On Friday, Mr Tsipras capitulated – and accepted tax rises, pension cuts and economic reforms that his creditors had been demanding and which the Greek people overwhelmingly rejected in a referendum a few days earlier.

But rather than using Mr Tsipras’s personally painful climbdown – which involved forming an entente with hated opposition parties and splitting his own party – as a basis for consensual discussions on a sustainable bailout, Eurogroup finance ministers, led by Germany’s Wolfgang Schaeuble, denigrated it as too little, too late.

Instead, Mr Schaeuble tried to bundle Athens towards a door no one thought existed, since the euro is supposed to be forever – the one marked “temporary exit”.

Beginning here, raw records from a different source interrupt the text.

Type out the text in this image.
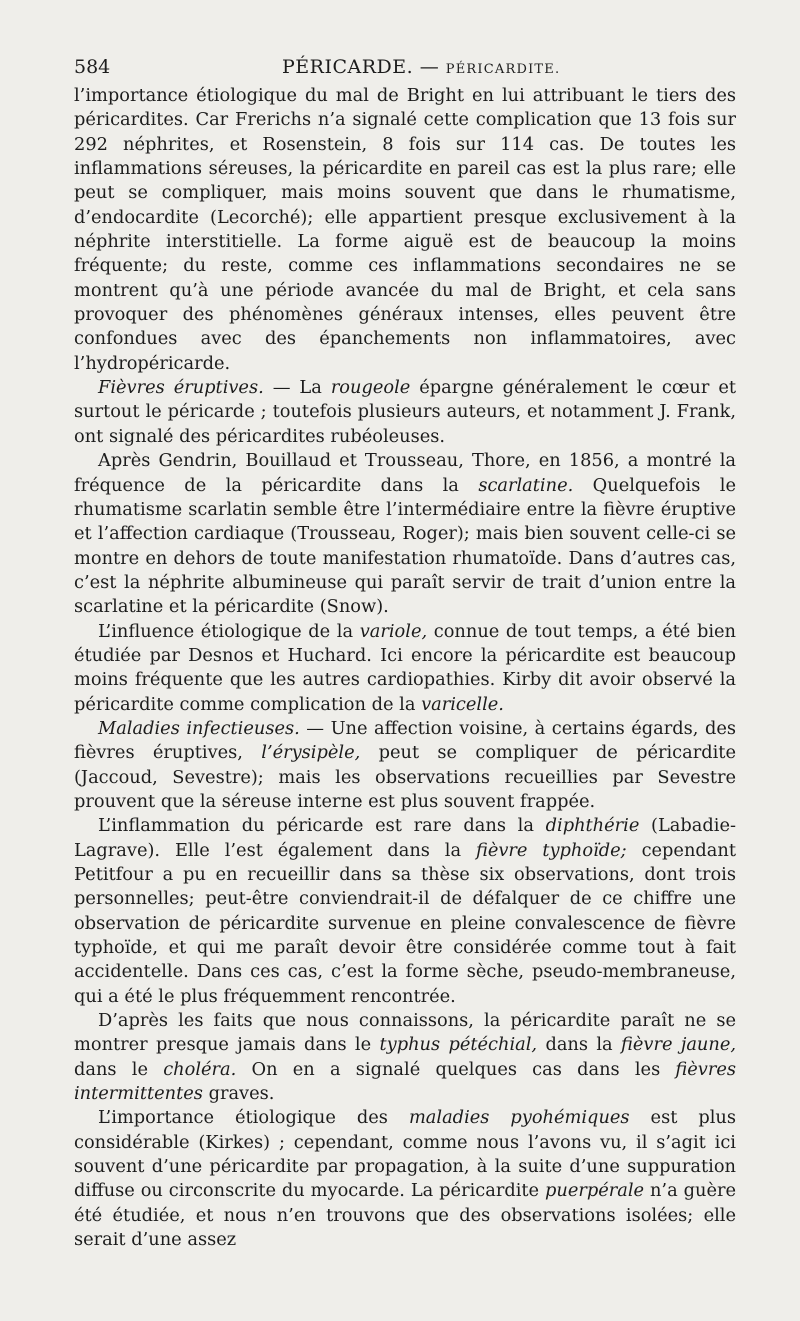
584	PÉRICARDE. — PÉRICARDITE.

l’importance étiologique du mal de Bright en lui attribuant le tiers des péricardites. Car Frerichs n’a signalé cette complication que 13 fois sur 292 néphrites, et Rosenstein, 8 fois sur 114 cas. De toutes les inflammations séreuses, la péricardite en pareil cas est la plus rare; elle peut se compliquer, mais moins souvent que dans le rhumatisme, d’endocardite (Lecorché); elle appartient presque exclusivement à la néphrite interstitielle. La forme aiguë est de beaucoup la moins fréquente; du reste, comme ces inflammations secondaires ne se montrent qu’à une période avancée du mal de Bright, et cela sans provoquer des phénomènes généraux intenses, elles peuvent être confondues avec des épanchements non inflammatoires, avec l’hydropéricarde.

Fièvres éruptives. — La rougeole épargne généralement le cœur et surtout le péricarde ; toutefois plusieurs auteurs, et notamment J. Frank, ont signalé des péricardites rubéoleuses.

Après Gendrin, Bouillaud et Trousseau, Thore, en 1856, a montré la fréquence de la péricardite dans la scarlatine. Quelquefois le rhumatisme scarlatin semble être l’intermédiaire entre la fièvre éruptive et l’affection cardiaque (Trousseau, Roger); mais bien souvent celle-ci se montre en dehors de toute manifestation rhumatoïde. Dans d’autres cas, c’est la néphrite albumineuse qui paraît servir de trait d’union entre la scarlatine et la péricardite (Snow).

L’influence étiologique de la variole, connue de tout temps, a été bien étudiée par Desnos et Huchard. Ici encore la péricardite est beaucoup moins fréquente que les autres cardiopathies. Kirby dit avoir observé la péricardite comme complication de la varicelle.

Maladies infectieuses. — Une affection voisine, à certains égards, des fièvres éruptives, l’érysipèle, peut se compliquer de péricardite (Jaccoud, Sevestre); mais les observations recueillies par Sevestre prouvent que la séreuse interne est plus souvent frappée.

L’inflammation du péricarde est rare dans la diphthérie (Labadie-Lagrave). Elle l’est également dans la fièvre typhoïde; cependant Petitfour a pu en recueillir dans sa thèse six observations, dont trois personnelles; peut-être conviendrait-il de défalquer de ce chiffre une observation de péricardite survenue en pleine convalescence de fièvre typhoïde, et qui me paraît devoir être considérée comme tout à fait accidentelle. Dans ces cas, c’est la forme sèche, pseudo-membraneuse, qui a été le plus fréquemment rencontrée.

D’après les faits que nous connaissons, la péricardite paraît ne se montrer presque jamais dans le typhus pétéchial, dans la fièvre jaune, dans le choléra. On en a signalé quelques cas dans les fièvres intermittentes graves.

L’importance étiologique des maladies pyohémiques est plus considérable (Kirkes) ; cependant, comme nous l’avons vu, il s’agit ici souvent d’une péricardite par propagation, à la suite d’une suppuration diffuse ou circonscrite du myocarde. La péricardite puerpérale n’a guère été étudiée, et nous n’en trouvons que des observations isolées; elle serait d’une assez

This so terrified Mr Tsipras that he has since, in the Eurogroup meeting and an all-night meeting of eurozone government heads – which at the time of writing is still continuing – allowed himself into negotiations that, if successful, would rob Greece of all meaningful economic sovereignty.

Tax, spending, privatisations and the structure of industries – the stuff that shapes lives – would be determined by emergency legislation rushed through the Greek parliament by Wednesday, with no opportunity for serious debate.

Is that democracy?”

Paul Mason also has a piece on this deal in which he points this out:

If you doubt how it might play on the Greek streets, consider the headline of Dimokratia, a conservative tabloid: “Greece in Auschwitz: Schauble attempts eurozone holocaust”.

“Last night the eurozone leaders presented Greece with an ultimatum that shredded all vestiges of control the government has over the economy going forward, and reversed every law it has put through parliament since being elected with 36 per cent of the vote in January.

While Greeks vented, and the hashtag #ThisIsACoup went viral across the globe, Tsipras and his team negotiated. They knew that to have any chance of getting the deal through parliament they must free themselves of IMF involvement, resist the foreign-held privatisation fund, get some commitment to debt reprofiling and an assurance that the ECB will turn the taps of emergency lending back on to the banks.

I said last night that without these things there was no chance of getting the austerity measures through parliament. It seems this morning that each of the measures has been fudged: so the privatisation fund remains in Athens, not Luxembourg; the IMF invovement is still there but apparently muted; the debt restructuring is there but unspecified.”

BTW the original proposal from the Germans included a demand to transfer 50 billion euro of Greek assets to a Luxembourg based organisation called the Iinstitution for Growth whose chairman of the board is Wolfgang Schäuble the German Finance minister!

It will take a while to make sense of all this but I have to say this entire episode has deeply shaken my commitment to the EU project. Its now possible that I would support Brexit in the referendum.